Department of Biomedical Informatics, Arizona State University, Tempe, Arizona, USA.
Biodesign Center for Environmental Health Engineering, Arizona State University, Tempe, Arizona, USA.
Sci Rep. 2018 Apr 12;8(1):5905. doi: 10.1038/s41598-018-24264-8.

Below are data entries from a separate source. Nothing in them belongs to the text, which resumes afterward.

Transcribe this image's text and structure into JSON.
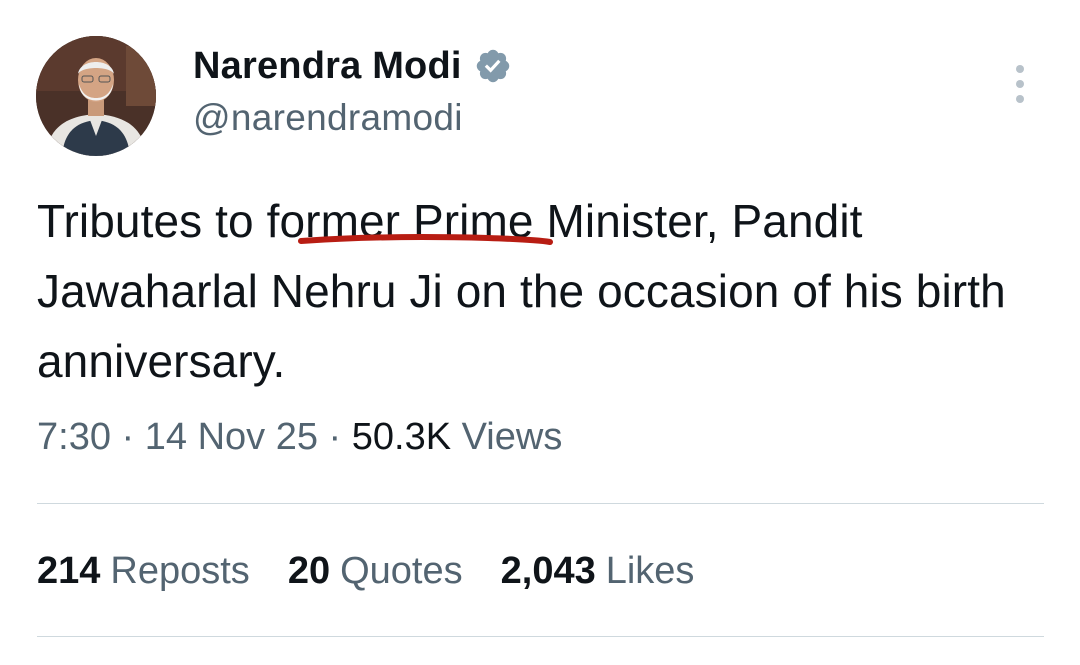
{
  "author": {
    "display_name": "Narendra Modi",
    "handle": "@narendramodi",
    "verified": true,
    "verified_badge_color": "#829aab"
  },
  "tweet": {
    "text_before": "Tributes to ",
    "text_highlight": "former Pri",
    "text_after": "me Minister, Pandit Jawaharlal Nehru Ji on the occasion of his birth anniversary.",
    "annotation_color": "#b81d13"
  },
  "meta": {
    "time": "7:30",
    "separator": "·",
    "date": "14 Nov 25",
    "views_count": "50.3K",
    "views_label": "Views"
  },
  "stats": [
    {
      "count": "214",
      "label": "Reposts"
    },
    {
      "count": "20",
      "label": "Quotes"
    },
    {
      "count": "2,043",
      "label": "Likes"
    }
  ],
  "icons": {
    "more": "more-vertical-icon",
    "verified": "verified-badge-icon"
  },
  "colors": {
    "text_primary": "#0f1419",
    "text_secondary": "#536471",
    "divider": "#cfd9de"
  }
}
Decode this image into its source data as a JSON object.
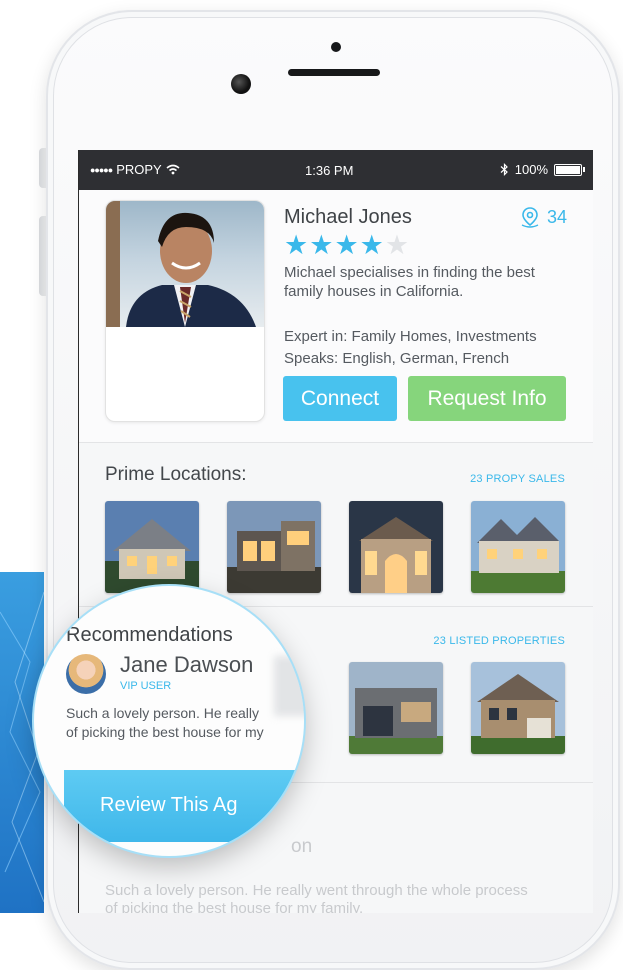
{
  "status_bar": {
    "carrier": "PROPY",
    "time": "1:36 PM",
    "battery": "100%"
  },
  "agent": {
    "name": "Michael Jones",
    "location_count": "34",
    "rating": 4,
    "rating_max": 5,
    "bio": "Michael specialises in finding the best family houses in California.",
    "expert_label": "Expert in:",
    "expert_value": "Family Homes, Investments",
    "speaks_label": "Speaks:",
    "speaks_value": "English, German, French"
  },
  "actions": {
    "connect": "Connect",
    "request_info": "Request Info"
  },
  "prime_locations": {
    "title": "Prime Locations:",
    "link": "23 PROPY SALES"
  },
  "listed": {
    "link": "23 LISTED PROPERTIES"
  },
  "recommendations": {
    "title": "Recommendations",
    "reviewer_name": "Jane Dawson",
    "reviewer_badge": "VIP USER",
    "review_line1": "Such a lovely person. He really",
    "review_line2": "of picking the best house for my",
    "review_button": "Review This Ag"
  },
  "background_fragments": {
    "name_fragment": "on",
    "review_line1": "Such a lovely person. He really went through the whole process",
    "review_line2": "of picking the best house for my family."
  },
  "colors": {
    "accent_blue": "#48c2ee",
    "accent_green": "#86d57c",
    "star_filled": "#3ab8ea",
    "star_empty": "#e2e4e7"
  },
  "icons": [
    "wifi-icon",
    "bluetooth-icon",
    "battery-icon",
    "location-pin-icon",
    "star-icon"
  ]
}
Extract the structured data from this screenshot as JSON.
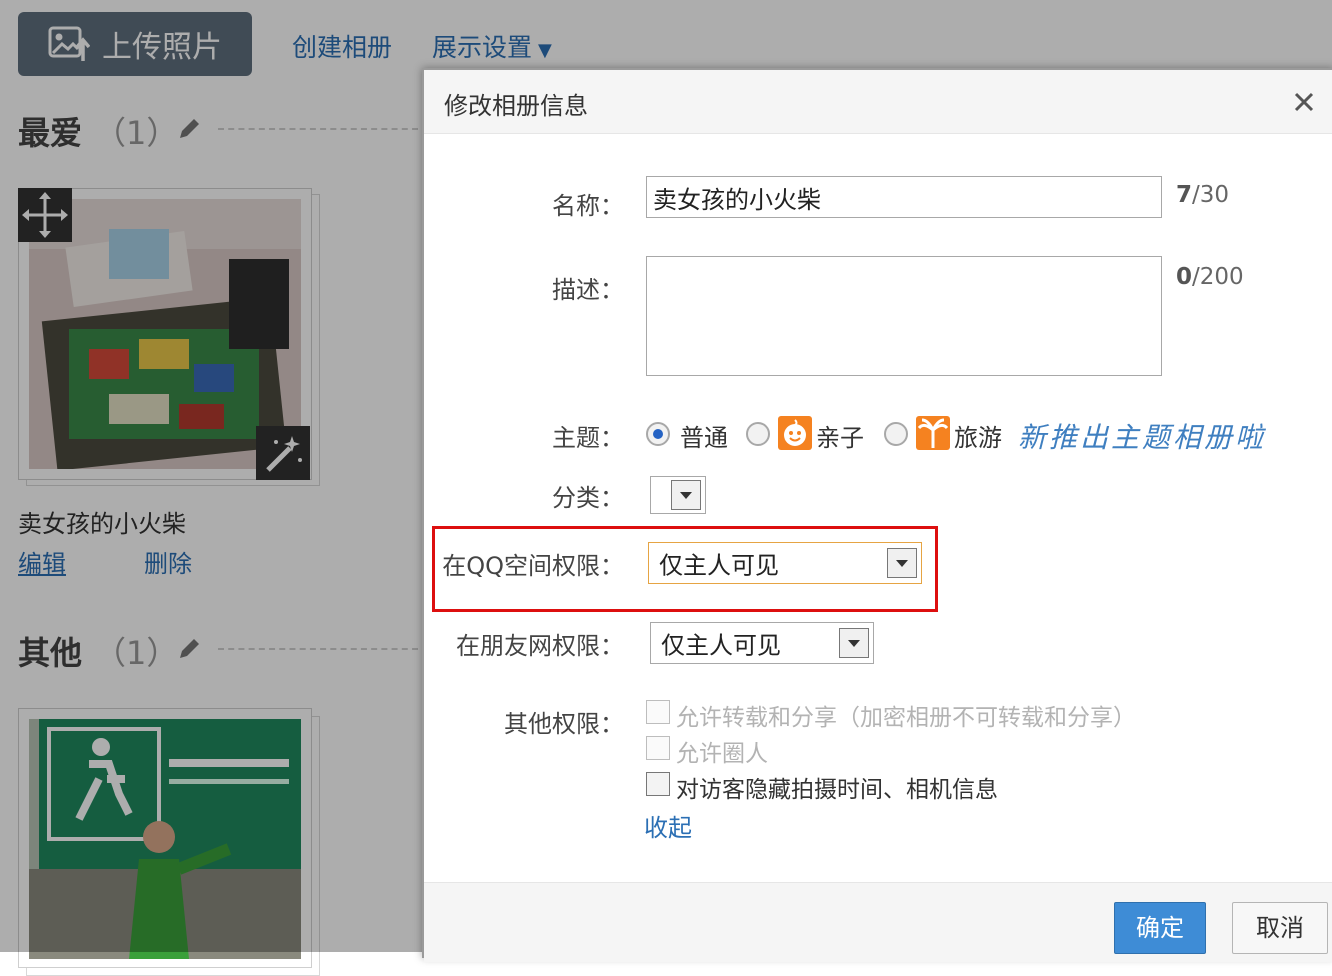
{
  "toolbar": {
    "upload_label": "上传照片",
    "create_album": "创建相册",
    "display_settings": "展示设置"
  },
  "sections": [
    {
      "title": "最爱",
      "count": "（1）"
    },
    {
      "title": "其他",
      "count": "（1）"
    }
  ],
  "album": {
    "name": "卖女孩的小火柴",
    "edit": "编辑",
    "delete": "删除"
  },
  "dialog": {
    "title": "修改相册信息",
    "name_label": "名称：",
    "name_value": "卖女孩的小火柴",
    "name_count": "7",
    "name_max": "/30",
    "desc_label": "描述：",
    "desc_count": "0",
    "desc_max": "/200",
    "theme_label": "主题：",
    "themes": [
      {
        "label": "普通",
        "checked": true
      },
      {
        "label": "亲子",
        "checked": false,
        "icon": "baby-face-icon"
      },
      {
        "label": "旅游",
        "checked": false,
        "icon": "palm-tree-icon"
      }
    ],
    "theme_promo": "新推出主题相册啦",
    "category_label": "分类：",
    "qzone_label": "在QQ空间权限：",
    "qzone_value": "仅主人可见",
    "pengyou_label": "在朋友网权限：",
    "pengyou_value": "仅主人可见",
    "other_label": "其他权限：",
    "options": [
      {
        "label": "允许转载和分享（加密相册不可转载和分享）",
        "enabled": false
      },
      {
        "label": "允许圈人",
        "enabled": false
      },
      {
        "label": "对访客隐藏拍摄时间、相机信息",
        "enabled": true
      }
    ],
    "collapse": "收起",
    "confirm": "确定",
    "cancel": "取消"
  },
  "colors": {
    "accent": "#3e8cd6",
    "link": "#2b6fb4",
    "highlight": "#dd0f0f",
    "theme_badge": "#f58220"
  }
}
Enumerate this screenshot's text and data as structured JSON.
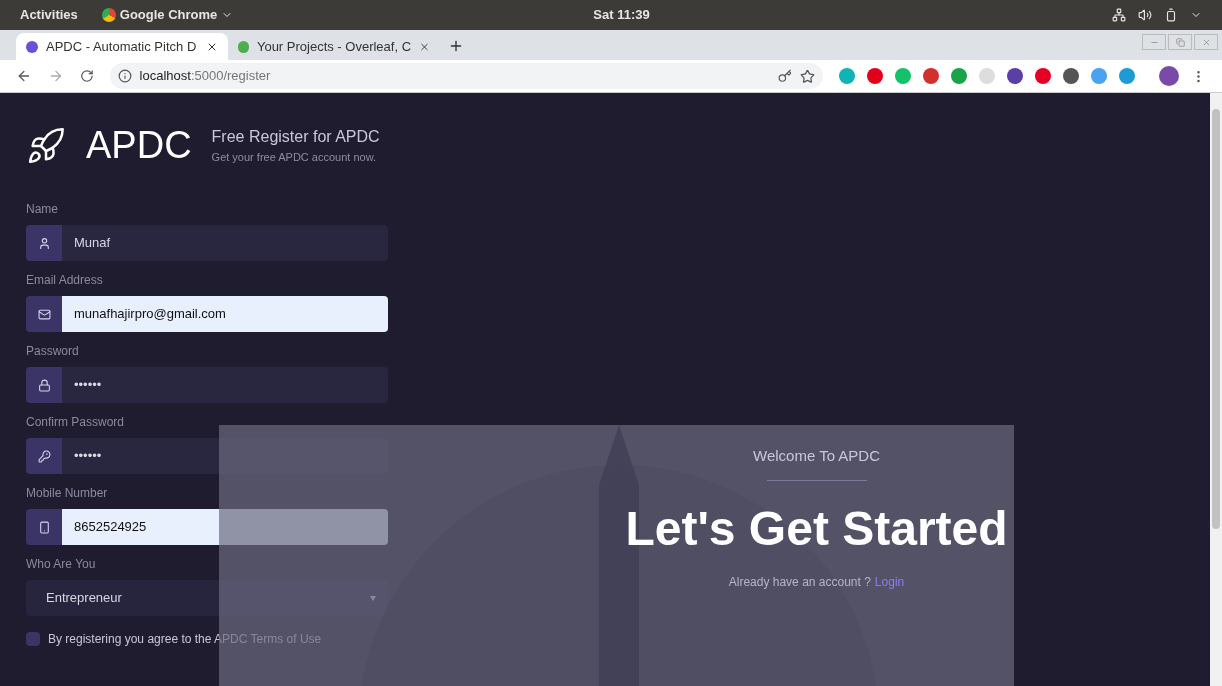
{
  "topbar": {
    "activities": "Activities",
    "app": "Google Chrome",
    "clock": "Sat 11:39"
  },
  "tabs": [
    {
      "title": "APDC - Automatic Pitch D",
      "selected": true
    },
    {
      "title": "Your Projects - Overleaf, C",
      "selected": false
    }
  ],
  "address": {
    "host": "localhost",
    "path": ":5000/register"
  },
  "brand": {
    "name": "APDC",
    "heading": "Free Register for APDC",
    "subheading": "Get your free APDC account now."
  },
  "fields": [
    {
      "kind": "text",
      "label": "Name",
      "value": "Munaf"
    },
    {
      "kind": "filled",
      "label": "Email Address",
      "value": "munafhajirpro@gmail.com"
    },
    {
      "kind": "text",
      "label": "Password",
      "value": "••••••"
    },
    {
      "kind": "text",
      "label": "Confirm Password",
      "value": "••••••"
    },
    {
      "kind": "filled",
      "label": "Mobile Number",
      "value": "8652524925"
    },
    {
      "kind": "select",
      "label": "Who Are You",
      "value": "Entrepreneur"
    }
  ],
  "terms": {
    "text": "By registering you agree to the APDC Terms of Use",
    "checked": false
  },
  "welcome": {
    "title": "Welcome To APDC",
    "headline": "Let's Get Started",
    "prompt": "Already have an account ?",
    "link": "Login"
  }
}
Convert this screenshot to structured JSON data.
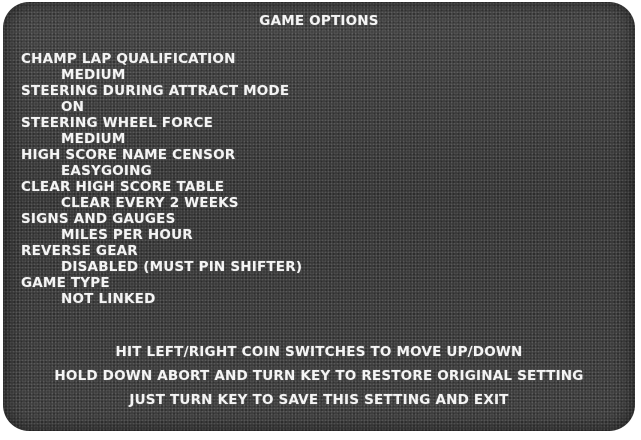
{
  "title": "GAME OPTIONS",
  "options": [
    {
      "label": "CHAMP LAP QUALIFICATION",
      "value": "MEDIUM"
    },
    {
      "label": "STEERING DURING ATTRACT MODE",
      "value": "ON"
    },
    {
      "label": "STEERING WHEEL FORCE",
      "value": "MEDIUM"
    },
    {
      "label": "HIGH SCORE NAME CENSOR",
      "value": "EASYGOING"
    },
    {
      "label": "CLEAR HIGH SCORE TABLE",
      "value": "CLEAR EVERY 2 WEEKS"
    },
    {
      "label": "SIGNS AND GAUGES",
      "value": "MILES PER HOUR"
    },
    {
      "label": "REVERSE GEAR",
      "value": "DISABLED (MUST PIN SHIFTER)"
    },
    {
      "label": "GAME TYPE",
      "value": "NOT LINKED"
    }
  ],
  "instructions": [
    "HIT LEFT/RIGHT COIN SWITCHES TO MOVE UP/DOWN",
    "HOLD DOWN ABORT AND TURN KEY TO RESTORE ORIGINAL SETTING",
    "JUST TURN KEY TO SAVE THIS SETTING AND EXIT"
  ]
}
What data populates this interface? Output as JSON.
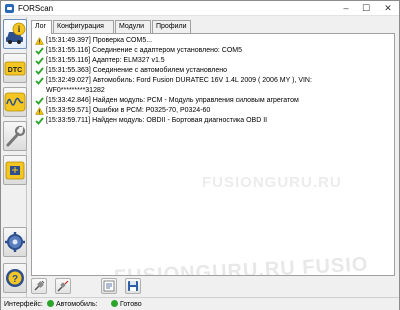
{
  "window": {
    "title": "FORScan",
    "min_label": "–",
    "max_label": "☐",
    "close_label": "✕"
  },
  "sidebar": {
    "items": [
      {
        "name": "info",
        "icon": "info-car-icon"
      },
      {
        "name": "dtc",
        "icon": "dtc-icon"
      },
      {
        "name": "oscilloscope",
        "icon": "oscilloscope-icon"
      },
      {
        "name": "tests",
        "icon": "wrench-icon"
      },
      {
        "name": "programming",
        "icon": "chip-icon"
      },
      {
        "name": "settings",
        "icon": "gear-icon"
      },
      {
        "name": "help",
        "icon": "help-icon"
      }
    ]
  },
  "tabs": [
    {
      "label": "Лог"
    },
    {
      "label": "Конфигурация"
    },
    {
      "label": "Модули"
    },
    {
      "label": "Профили"
    }
  ],
  "log": {
    "entries": [
      {
        "type": "warning",
        "text": "[15:31:49.397] Проверка COM5..."
      },
      {
        "type": "ok",
        "text": "[15:31:55.116] Соединение с адаптером установлено: COM5"
      },
      {
        "type": "ok",
        "text": "[15:31:55.116] Адаптер:  ELM327 v1.5"
      },
      {
        "type": "ok",
        "text": "[15:31:55.363] Соединение с автомобилем установлено"
      },
      {
        "type": "ok",
        "text": "[15:32:49.027] Автомобиль: Ford Fusion DURATEC 16V 1.4L 2009 ( 2006 MY ), VIN: WF0*********31282"
      },
      {
        "type": "ok",
        "text": "[15:33:42.846] Найден модуль:  PCM - Модуль управления силовым агрегатом"
      },
      {
        "type": "warning",
        "text": "[15:33:59.571] Ошибки в PCM: P0325-70, P0324-60"
      },
      {
        "type": "ok",
        "text": "[15:33:59.711] Найден модуль:  OBDII - Бортовая диагностика OBD II"
      }
    ]
  },
  "watermark": {
    "text": "FUSIONGURU.RU",
    "text_b": "FUSIONGURU.RU   FUSIO"
  },
  "toolbar": {
    "buttons": [
      {
        "name": "connect",
        "icon": "plug-icon"
      },
      {
        "name": "disconnect",
        "icon": "unplug-icon"
      },
      {
        "name": "clear",
        "icon": "clear-icon"
      },
      {
        "name": "save",
        "icon": "floppy-icon"
      }
    ]
  },
  "status": {
    "interface_label": "Интерфейс:",
    "car_label": "Автомобиль:",
    "ready_label": "Готово",
    "ok_color": "#2aa52a"
  }
}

The use of generalized linear models in Bayesian phylogeography has enabled researchers to simultaneously reconstruct the spatiotemporal history of a virus and quantify the contribution of predictor variables to that process. However, little is known about the sensitivity of this method to the choice of the discrete state partition. Here we investigate this question by analyzing a data set containing 299 sequences of the West Nile virus envelope gene sampled in the United States and fifteen predictors aggregated at four spatial levels. We demonstrate that although the topology of the viral phylogenies was consistent across analyses, support for the predictors depended on the level of aggregation. In particular, we found that the variance of the predictor support metrics was minimized at the most precise level for several predictors and maximized at more sparse levels of aggregation. These results suggest that caution should be taken when partitioning a region into discrete locations to ensure that interpretable, reproducible posterior estimates are obtained. These results also demonstrate why researchers should use the most precise discrete states possible to minimize the posterior variance in such estimates and reveal what truly drives the diffusion of viruses.
广义线性模型在贝叶斯系统地理学中的应用使得研究人员能够同时重建病毒的时空历史,并量化预测变量对该过程的贡献。然而,对于这种方法对离散状态划分的选择的敏感性知之甚少。在这里,我们通过分析一个包含在美国采集的 299 个西尼罗河病毒包膜基因序列和 15 个聚合在四个空间水平的预测因子的数据集来研究这个问题。我们证明,尽管病毒系统发育的拓扑结构在分析中是一致的,但对预测因子的支持取决于聚合的水平。具体来说,我们发现,对于一些预测因子,在最精确的水平上,预测因子支持度量的方差最小化,而在更稀疏的聚合水平上,方差最大化。这些结果表明,在将一个区域划分为离散位置时应谨慎操作,以确保获得可解释、可重现的后验估计。这些结果还表明了为什么研究人员应该使用最精确的离散状态来最小化此类估计中的后验方差,并揭示真正驱动病毒扩散的因素。